The Middle showed that good-hearted family comedy could fit in a single-camera format (and that you can be similar to a previous show -- Malcolm in the Middle -- and still be funny). It also proved that a) Neil Flynn is a funny dude with or without a mop in his hand, and b) Patricia Heaton can actually play a sympathetic character for a change. Cougar Town is starting to find its way after realizing that concentrating on its mega-star, Courteney Cox, was a big mistake. And Modern Family is just plain funny, giving me the biggest laughs of any show this season (I still laugh at the mayhem at the end of "Fizbo").
The only show that didn't work was Hank. Sometimes that happens, despite the talent involved. At least Kelsey Grammer and ABC put it out of its misery early.
CBS Monday night - CBS already had a hit comedy with Two and a Half Men, and while it's not everyone's idea of "edgy" comedy, it's at least been consistent over the last six years. And it stuck with How I Met Your Mother long enough for it to go beyond it's loyal following to become a modest hit of its own.
But it was when the network added The Big Bang Theory to the mix two years ago that the lineup solidified. The show has proven what many people already thought, which is that "old-fashioned" multi-camera comedies can be hits if written and acted well. Incredibly, it's become a critical fave and a ratings hit, something that hasn't been seen in the world of comedy since Everybody Loves Raymond hit it big.
Big Bang has only made a star of Jim Parsons, but the show itself continues to get higher and higher ratings, to the point where if and when Men goes away, Big Bang could effortlessly slip into its 9 PM slot just like Men did after Raymond ended.

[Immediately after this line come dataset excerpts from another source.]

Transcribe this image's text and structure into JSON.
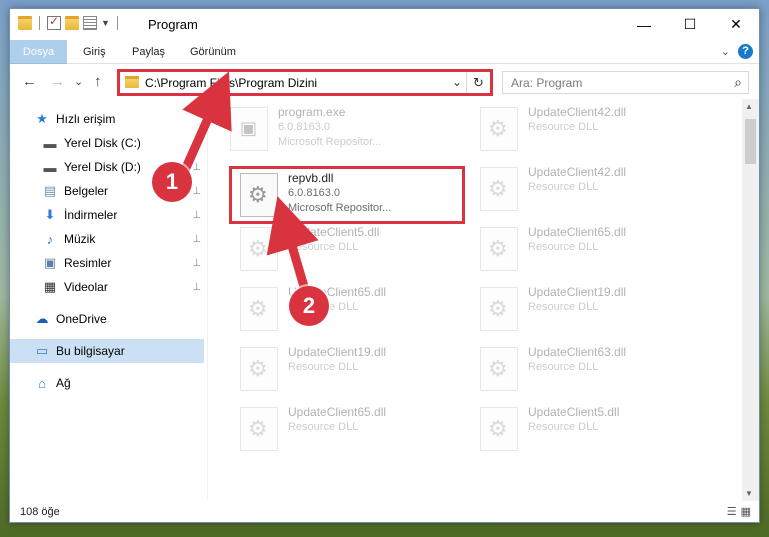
{
  "window": {
    "title": "Program"
  },
  "window_controls": {
    "minimize": "—",
    "maximize": "☐",
    "close": "✕"
  },
  "ribbon": {
    "tabs": [
      "Dosya",
      "Giriş",
      "Paylaş",
      "Görünüm"
    ],
    "expand_icon": "chevron-down-icon",
    "help": "?"
  },
  "nav": {
    "back": "←",
    "forward": "→",
    "recent": "⌄",
    "up": "↑",
    "address": "C:\\Program Files\\Program Dizini",
    "address_chevron": "⌄",
    "refresh": "↻",
    "search_placeholder": "Ara: Program",
    "search_icon": "⌕"
  },
  "sidebar": {
    "items": [
      {
        "label": "Hızlı erişim",
        "icon": "★",
        "color": "#2b7cd3"
      },
      {
        "label": "Yerel Disk (C:)",
        "icon": "▬",
        "color": "#555",
        "pinned": true
      },
      {
        "label": "Yerel Disk (D:)",
        "icon": "▬",
        "color": "#555",
        "pinned": true
      },
      {
        "label": "Belgeler",
        "icon": "▤",
        "color": "#6b8fb6",
        "pinned": true
      },
      {
        "label": "İndirmeler",
        "icon": "⬇",
        "color": "#2b7cd3",
        "pinned": true
      },
      {
        "label": "Müzik",
        "icon": "♪",
        "color": "#2b7cd3",
        "pinned": true
      },
      {
        "label": "Resimler",
        "icon": "▣",
        "color": "#5f7fa8",
        "pinned": true
      },
      {
        "label": "Videolar",
        "icon": "▦",
        "color": "#333",
        "pinned": true
      },
      {
        "label": "OneDrive",
        "icon": "☁",
        "color": "#1e5fb4"
      },
      {
        "label": "Bu bilgisayar",
        "icon": "▭",
        "color": "#2b7cd3",
        "selected": true
      },
      {
        "label": "Ağ",
        "icon": "⌂",
        "color": "#2b7cd3"
      }
    ],
    "pin_icon": "⊥"
  },
  "files": [
    {
      "name": "program.exe",
      "line2": "6.0.8163.0",
      "line3": "Microsoft Repositor...",
      "type": "exe"
    },
    {
      "name": "UpdateClient42.dll",
      "line2": "Resource DLL",
      "type": "dll"
    },
    {
      "name": "repvb.dll",
      "line2": "6.0.8163.0",
      "line3": "Microsoft Repositor...",
      "type": "dll",
      "focus": true
    },
    {
      "name": "UpdateClient42.dll",
      "line2": "Resource DLL",
      "type": "dll"
    },
    {
      "name": "UpdateClient5.dll",
      "line2": "Resource DLL",
      "type": "dll"
    },
    {
      "name": "UpdateClient65.dll",
      "line2": "Resource DLL",
      "type": "dll"
    },
    {
      "name": "UpdateClient65.dll",
      "line2": "Resource DLL",
      "type": "dll"
    },
    {
      "name": "UpdateClient19.dll",
      "line2": "Resource DLL",
      "type": "dll"
    },
    {
      "name": "UpdateClient19.dll",
      "line2": "Resource DLL",
      "type": "dll"
    },
    {
      "name": "UpdateClient63.dll",
      "line2": "Resource DLL",
      "type": "dll"
    },
    {
      "name": "UpdateClient65.dll",
      "line2": "Resource DLL",
      "type": "dll"
    },
    {
      "name": "UpdateClient5.dll",
      "line2": "Resource DLL",
      "type": "dll"
    }
  ],
  "status": {
    "count": "108 öğe"
  },
  "callouts": {
    "one": "1",
    "two": "2"
  },
  "colors": {
    "accent": "#1979ca",
    "highlight": "#d9333f"
  }
}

Now, if they could just figure out what to do with the awful Accidentally on Purpose, we'd be set.
NBC Thursday night - Luckily, NBC's misguided decision to go away from comedy on Thursdays didn't last long, as this new version of it's classic Must See TV night has been clicking for more than three years. And with Parks and Recreation and Community, the Peacock net has found worthy companions to The Office and 30 Rock.
Neither show in the 8 PM hour is getting great ratings, but they'll have a chance to grow because, really, what else is NBC going to do there? Community has had a bit of a shaky start, but seems to be ready to hit its stride, especially after the extremely funny Christmas episode from last week.
And Parks and Rec might just be the best of the four shows right now. Once Greg Daniels, Mike Schur and the writers figured out that Amy Poehler's character of Leslie Knope was not a Michael Scott clone, and they discovered the comic gold they had in Nick Offerman as Ron Bleepin' Swanson, the rest fell into place.
FOX ??? - Fox seems to be the only network without a big comedy night... well, aside from Sundays, which has become a Seth-a-palooza with some Simpsons mixed in. Their live-action comedy development has been miserable, with Brothers being the latest example. This is the network that gave us Married with Children and Herman's Head, for crissakes. Let's hope they develop something soon.